Phase 1 will run from April 1 till the end of May, 2024.
Phase 2
In mid-June 2024, Phase 2 will start. It will run until mid-September 2024.
Phase 2 includes three tracks. Based on all the submissions that teams make in the first phase, we will select several of the best-performing teams (10-20 teams) for tracks 1 and 2 of the second phase to work inside the secure Remote Access (RA) environment of CBS, or Statistics Netherlands. You can read about how teams will be selected to participate in tracks 1-2 and the conditions for accessing the CBS data here.
Teams that are not selected into tracks 1 and 2 will continue working on the LISS data (this is track 3).

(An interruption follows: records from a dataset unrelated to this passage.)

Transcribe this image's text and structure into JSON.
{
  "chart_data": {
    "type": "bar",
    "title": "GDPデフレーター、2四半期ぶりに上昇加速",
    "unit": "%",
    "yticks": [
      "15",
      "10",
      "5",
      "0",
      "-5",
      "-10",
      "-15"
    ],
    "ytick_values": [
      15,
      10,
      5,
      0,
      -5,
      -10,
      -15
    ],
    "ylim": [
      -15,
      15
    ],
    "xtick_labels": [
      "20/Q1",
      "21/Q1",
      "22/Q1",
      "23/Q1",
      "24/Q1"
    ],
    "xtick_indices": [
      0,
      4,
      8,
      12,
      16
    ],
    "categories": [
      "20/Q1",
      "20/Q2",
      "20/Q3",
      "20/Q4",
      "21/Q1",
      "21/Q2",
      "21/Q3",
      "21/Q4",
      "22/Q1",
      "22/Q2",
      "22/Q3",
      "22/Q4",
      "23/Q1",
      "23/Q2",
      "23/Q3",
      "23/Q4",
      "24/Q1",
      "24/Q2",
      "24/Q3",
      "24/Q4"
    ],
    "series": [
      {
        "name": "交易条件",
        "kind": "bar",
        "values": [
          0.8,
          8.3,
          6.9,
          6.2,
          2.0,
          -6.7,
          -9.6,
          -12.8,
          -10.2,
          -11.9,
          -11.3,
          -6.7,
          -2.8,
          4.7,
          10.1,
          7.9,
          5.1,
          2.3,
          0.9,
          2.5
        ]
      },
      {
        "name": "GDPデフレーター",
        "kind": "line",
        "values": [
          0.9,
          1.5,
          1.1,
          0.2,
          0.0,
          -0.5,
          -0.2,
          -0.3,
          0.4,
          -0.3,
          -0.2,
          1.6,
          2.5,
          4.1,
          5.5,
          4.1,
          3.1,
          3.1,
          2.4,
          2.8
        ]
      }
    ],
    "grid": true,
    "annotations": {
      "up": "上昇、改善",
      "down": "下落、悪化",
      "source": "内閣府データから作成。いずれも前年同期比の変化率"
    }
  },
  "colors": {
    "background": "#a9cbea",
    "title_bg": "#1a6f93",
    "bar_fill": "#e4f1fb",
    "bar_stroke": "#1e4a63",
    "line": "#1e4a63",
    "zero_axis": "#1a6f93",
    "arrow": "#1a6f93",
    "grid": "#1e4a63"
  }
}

Tracks 1 and 2 differ on the holdout set for which the participants will predict the outcome. Participants themselves can choose which track(s) they will work on.
In the first track, participants will predict the fertility outcome for the LISS holdout set. This is similar to Phase 1/track 3, but the difference is that the LISS data can be linked to CBS data inside the RA environment.
In the second track, participants will instead predict the fertility outcome for the CBS holdout set.
This setup provides the participants of tracks 1 and 2 with a unique opportunity to develop and test multiple approaches to possibly enhance the performance of their methods by using both datasets.
Access to the CBS RA environment and CBS data is governed by strict rules and regulations in relation to data protection and privacy. One consequence of such rules is that access to this RA environment is only possible from the European Economic Area and a few other countries and is subject to the approval of CBS and passing security checks. Another issue in working in the CBS RA environment is that computing resources are constrained. Given the limitations, only a selection of teams can participate in the second phase. The costs of access to the CBS datasets will be covered by ODISSEI and access will be subject to the vetting and agreement of Statistics Netherlands and the ODISSEI Management Board under the general grant conditions of ODISSEI.